Even the number of signatures is misleading as election officials check the validity of signatures, so the rejection rate can be as high as from 15-50 percent of the signatures. The number of possible errors is huge, for example: (1) Address on signature form does not match voter registration records if person signing petition moved and forgot to inform voter registrar of the move; (2) Person signing petition thought they were registered when they were not. So the actual number of signatures needed is much higher than the official number listed above.
States with Early Deadline for signatures
" California--January 3, 2012 (Took a law suit by ACLU to overturn it, but delayed signature gathering while lawsuit was in progress. The high number of signatures remained.
" Texas -Deadline was changed multiple times due to federal redistricting lawsuit. Court ended up moving the precinct conventions for the Democratic and Republican parties, to June which previously had marked the date when you could begin gathering signatures, but left our date as March 14, 2012, which was too late to hold our precinct conventions. So the Justice party had to be completed with its signature by the time most voters even knew there was going to be a primary election. The whole idea that you had to wait to begin signatures seems ridiculous. Plus, existing parties don't have to certify their candidates until after their national conventions in August September.

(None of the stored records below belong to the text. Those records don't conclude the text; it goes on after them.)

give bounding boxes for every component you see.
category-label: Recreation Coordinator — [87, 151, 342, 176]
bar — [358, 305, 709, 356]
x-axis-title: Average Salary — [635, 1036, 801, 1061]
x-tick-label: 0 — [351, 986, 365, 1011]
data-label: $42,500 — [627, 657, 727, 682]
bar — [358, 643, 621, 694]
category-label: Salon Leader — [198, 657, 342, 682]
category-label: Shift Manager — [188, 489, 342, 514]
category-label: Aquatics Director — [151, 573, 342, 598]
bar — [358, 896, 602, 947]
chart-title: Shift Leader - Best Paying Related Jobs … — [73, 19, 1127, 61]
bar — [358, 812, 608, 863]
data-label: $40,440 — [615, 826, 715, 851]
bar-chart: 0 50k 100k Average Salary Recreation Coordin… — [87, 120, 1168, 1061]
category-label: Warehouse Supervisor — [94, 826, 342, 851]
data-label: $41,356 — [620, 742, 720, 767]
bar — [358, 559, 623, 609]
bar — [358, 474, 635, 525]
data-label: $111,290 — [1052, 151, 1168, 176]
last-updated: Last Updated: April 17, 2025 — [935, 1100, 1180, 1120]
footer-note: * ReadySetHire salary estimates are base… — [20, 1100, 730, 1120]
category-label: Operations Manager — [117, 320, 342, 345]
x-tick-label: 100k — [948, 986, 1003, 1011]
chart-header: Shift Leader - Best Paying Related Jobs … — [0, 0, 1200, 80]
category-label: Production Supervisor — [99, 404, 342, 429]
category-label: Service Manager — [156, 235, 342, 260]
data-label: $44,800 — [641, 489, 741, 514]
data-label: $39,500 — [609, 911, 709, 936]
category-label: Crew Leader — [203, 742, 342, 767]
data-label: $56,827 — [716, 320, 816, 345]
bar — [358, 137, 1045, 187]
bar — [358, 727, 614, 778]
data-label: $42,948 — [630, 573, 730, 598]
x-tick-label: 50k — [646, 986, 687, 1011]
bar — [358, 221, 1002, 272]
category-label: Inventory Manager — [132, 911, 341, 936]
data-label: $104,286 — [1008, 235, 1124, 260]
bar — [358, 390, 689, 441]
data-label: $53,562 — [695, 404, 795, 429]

Other factors which make it difficult for new parties to get on the ballot.
" In half the states there is no procedure for a new political party to get on the ballot the first year. In most of these states, the Presidential candidate for a new party has to run as an independent, receive a certain percentage of votes of those who vote in election in order to qualify for the candidate's party to appear on the ballot. If the candidate doesn't receive enough votes, the candidate's party must go through the same process next election.
" In every state, the independent candidate must bear the cost of printing out signature forms and recruiting volunteers to go around the state and gather signatures. It takes time to recruit volunteers, which is problem because the deadlines for turning in the signatures are coming due at different times. So a national campaign like Rocky Anderson's campaign has to shift resources around and determine which states to focus on first, which usually means focusing on the states with the least restrictive ballot access requirements. So if you don't have the resources to mount a big push in the "hard" states, then you will not be on the ballot in some of the states with the most popular and electoral votes.
" The election administration in all 50 states is administered by a Secretary of State in control of either the Democratic or Republican parties. While the clerks or low-level officials in the office may try to do their jobs, the policies in all 50 states at the highest levels of election administration is to keep competition from new parties and candidates to a minimum.
" In some states, the petitions must include only the signatures from the same county. So, if the signature gatherers set up a mall where people from multiple counties are shopping, they would have to keep multiple petitions, one for each county they are likely to encounter.
" Also, in addition to partisan Secretary of States challenging petitions, existing political parties can challenge the signatures.
"As mentioned on our show, in Pennsylvania if a candidate's signatures are challenged by another party, then the candidates can be held personally liable. In 2008, Democrats challenged Ralph Nader's signatures in Pennsylvania and won a personal judgment against Ralph Nader and his V.P. candidate, where the two candidates were forced to pay a total of $80.000 out of their own bank accounts. This year, the Republicans challenged the signatures of the Libertarian and Constitution parties in Pennsylvania. The Constitution party candidate decided to end his ballot access effort in Pennsylvania because of his fear of a personal judgment against him" (Radio show 9/17/2012).
If a candidate can't reach the number of signatures needed, then he or she must submit the paperwork for being recognized as an official write-in candidate. If the write-in paperwork is not submitted, then if anyone writes-in the candidate name on election day,, that vote will not be counted. In addition, the candidate usually has to recruit a list of Presidential electors should a miracle happen and he or she were to win the popular vote for that state. The electors would then cast the vote for that state in the Electoral College when it meets in December. Also some states require signatures just to be a write-in candidate or charge a filing fee to be a write-in candidate.